Eight minutes later, a siren sounded.
1
Joyce
London, Friday 6 September 1940
‘Libertatem per Lectio’
Bulletin No. 2
Occupied Poland, September 1939
Friends, I know we’re usually concerned with the movement of books, not people, but already I have a plea for help. I don’t know how much is being reported on the news in England, but Poland is in chaos.
Lódz is now occupied. It makes me ill to my stomach to write these words. Nazi flags smother our buildings. The Grand Hotel, remember, where you all stayed last summer when you came to visit on that happy, carefree holiday? It’s now the headquarters for the Nazi administration.
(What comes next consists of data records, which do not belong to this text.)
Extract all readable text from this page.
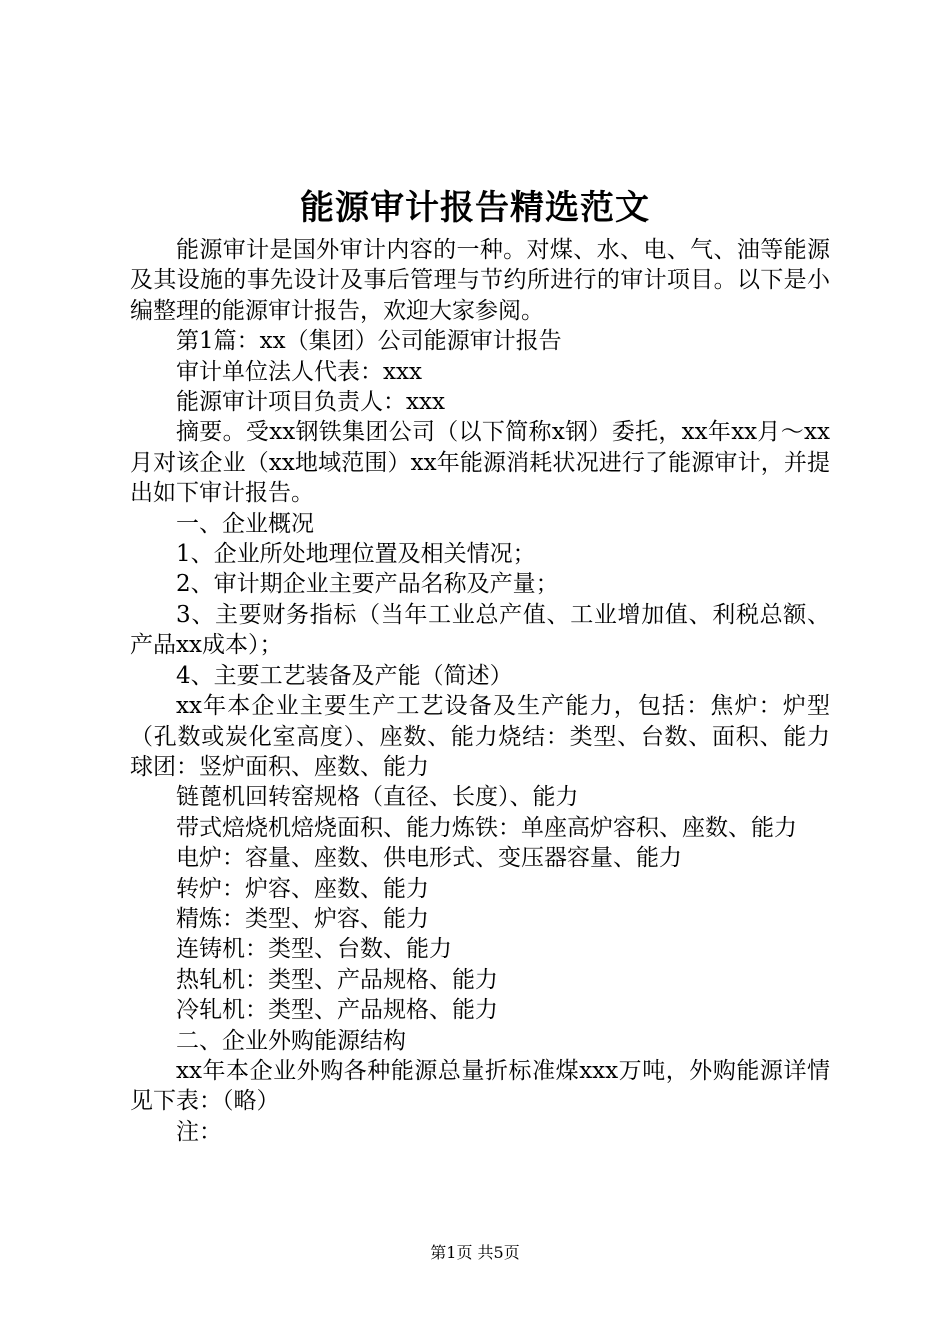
能源审计报告精选范文

能源审计是国外审计内容的一种。对煤、水、电、气、油等能源及其设施的事先设计及事后管理与节约所进行的审计项目。以下是小编整理的能源审计报告，欢迎大家参阅。

第1篇：xx（集团）公司能源审计报告

审计单位法人代表：xxx

能源审计项目负责人：xxx

摘要。受xx钢铁集团公司（以下简称x钢）委托，xx年xx月～xx月对该企业（xx地域范围）xx年能源消耗状况进行了能源审计，并提出如下审计报告。

一、企业概况

1、企业所处地理位置及相关情况；

2、审计期企业主要产品名称及产量；

3、主要财务指标（当年工业总产值、工业增加值、利税总额、产品xx成本）；

4、主要工艺装备及产能（简述）

xx年本企业主要生产工艺设备及生产能力，包括：焦炉：炉型（孔数或炭化室高度）、座数、能力烧结：类型、台数、面积、能力球团：竖炉面积、座数、能力

链蓖机回转窑规格（直径、长度）、能力

带式焙烧机焙烧面积、能力炼铁：单座高炉容积、座数、能力

电炉：容量、座数、供电形式、变压器容量、能力

转炉：炉容、座数、能力

精炼：类型、炉容、能力

连铸机：类型、台数、能力

热轧机：类型、产品规格、能力

冷轧机：类型、产品规格、能力

二、企业外购能源结构

xx年本企业外购各种能源总量折标准煤xxx万吨，外购能源详情见下表：（略）

注：

第1页 共5页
There are thousands of Volksdeutsche on the streets, greeting the invaders with happy cries of ‘Heil Hitler’. They are persecuting my people. If I hadn’t seen it with my own eyes, I would never believe it. Jewish leaders are forced to clean lavatories with their prayer shawls, and laughing soldiers shaved the beards off Jewish men and threw their holy books in the mud. We are in the dark ages once more.
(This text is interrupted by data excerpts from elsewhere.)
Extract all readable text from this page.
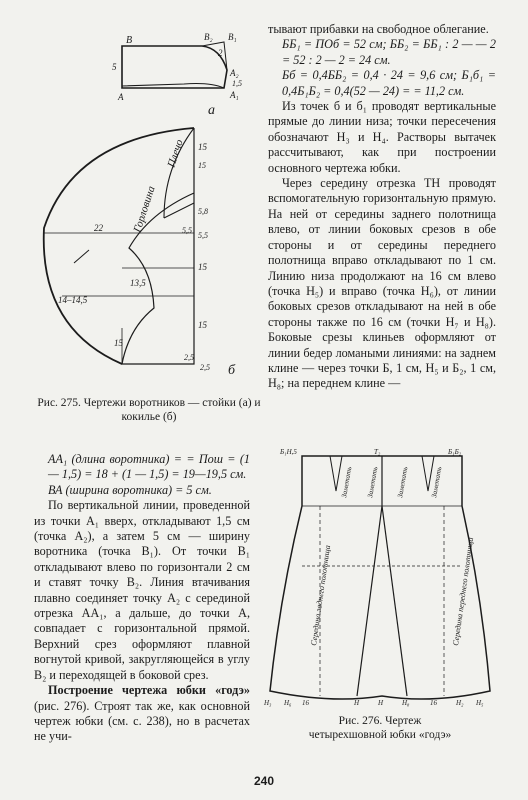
B	B₂ B₁
A
A₂
A₁
5
2
1,5
а
Плечо
Горловина
15
22
14–14,5
13,5
15
15
15
5,5
5,8
5,5
15
2,5
2,5 б
Рис. 275. Чертежи воротников — стойки (а) и кокилье (б)

тывают прибавки на свободное облегание.

ББ₁ = ПОб = 52 см; ББ₂ = ББ₁ : 2 — — 2 = 52 : 2 — 2 = 24 см.

Бб = 0,4ББ₂ = 0,4 · 24 = 9,6 см; Б₁б₁ = 0,4Б₁Б₂ = 0,4(52 — 24) = = 11,2 см.

Из точек б и б₁ проводят вертикальные прямые до линии низа; точки пересечения обозначают Н₃ и Н₄. Растворы вытачек рассчитывают, как при построении основного чертежа юбки.

Через середину отрезка ТН проводят вспомогательную горизонтальную прямую. На ней от середины заднего полотнища влево, от линии боковых срезов в обе стороны и от середины переднего полотнища вправо откладывают по 1 см. Линию низа продолжают на 16 см влево (точка Н₅) и вправо (точка Н₆), от линии боковых срезов откладывают на ней в обе стороны также по 16 см (точки Н₇ и Н₈). Боковые срезы клиньев оформляют от линии бедер ломаными линиями: на заднем клине — через точки Б, 1 см, Н₅ и Б₂, 1 см, Н₈; на переднем клине —

АА₁ (длина воротника) = = Пош = (1 — 1,5) = 18 + (1 — 1,5) = 19—19,5 см.

ВА (ширина воротника) = 5 см.

По вертикальной линии, проведенной из точки А₁ вверх, откладывают 1,5 см (точка А₂), а затем 5 см — ширину воротника (точка В₁). От точки В₁ откладывают влево по горизонтали 2 см и ставят точку В₂. Линия втачивания плавно соединяет точку А₂ с серединой отрезка АА₁, а дальше, до точки А, совпадает с горизонтальной прямой. Верхний срез оформляют плавной вогнутой кривой, закругляющейся в углу В₂ и переходящей в боковой срез.

Построение чертежа юбки «годэ» (рис. 276). Строят так же, как основной чертеж юбки (см. с. 238), но в расчетах не учи-

Б₁Н,5	Т₂	Б₁Б₂
Заметать Заметать
Середина заднего полотнища
Заметать	Заметать
Середина переднего полотнища
Н₃ Н₆ 16	Н	Н	Н₈	16	Н₂ Н₅
Рис. 276. Чертеж
четырехшовной юбки «годэ»
240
Our library is still standing and as yet untouched, but time is running out. I received your letter about the forming of Libertatem per Lectio on the very day my city fell to the Germans.
‘If people can’t get to the books, we take books to the people.’ I love it. How clever you all are. When I dreamt up the Secret Society in more innocent times, I had no idea of its true potential.
Which is why I need you, friends. I need to get my younger sister, Adela, out of the country. I’ve heard that, in England, there are jobs to be had for Jewish refugees as housekeepers or nannies. Can anyone act as a guarantor for Adela? We are terrified for all our safety, but there simply isn’t the money to get us all out. It is only right the youngest leave. Please help if you can. This is her last and only chance. She has secured papers, but we need to act fast to get her out now.
As a librarian, I feel helpless to protect my patrons, but perhaps, with your help, I can do this one thing for my sister.
I’m risking my life to send this letter. The Nazis are fast encroaching on public life. Where hatred, fear and ignorance take root, censorship is never slow to grow. This might be my last letter to you all. But do not worry, SSL. It will take more than bigotry to drive me from my library.
I’ll leave you with my favourite line from Virginia Woolf’sA Room of One’s Own.
‘Lock up your libraries if you like; but there is no gate, no lock, no bolt that you can set upon the freedom of my mind.’
Until we meet again.
Your friend, Dorotha.
One year later
‘You want to start a mobile library...?’ The chief librarian’s voice climbed to even shriller proportions. ‘In a city where one is never more than a Tube ride away from a library?’
Joyce girded her loins. Hildegard March, chief librarian of Camden Library, was about to blow a gasket.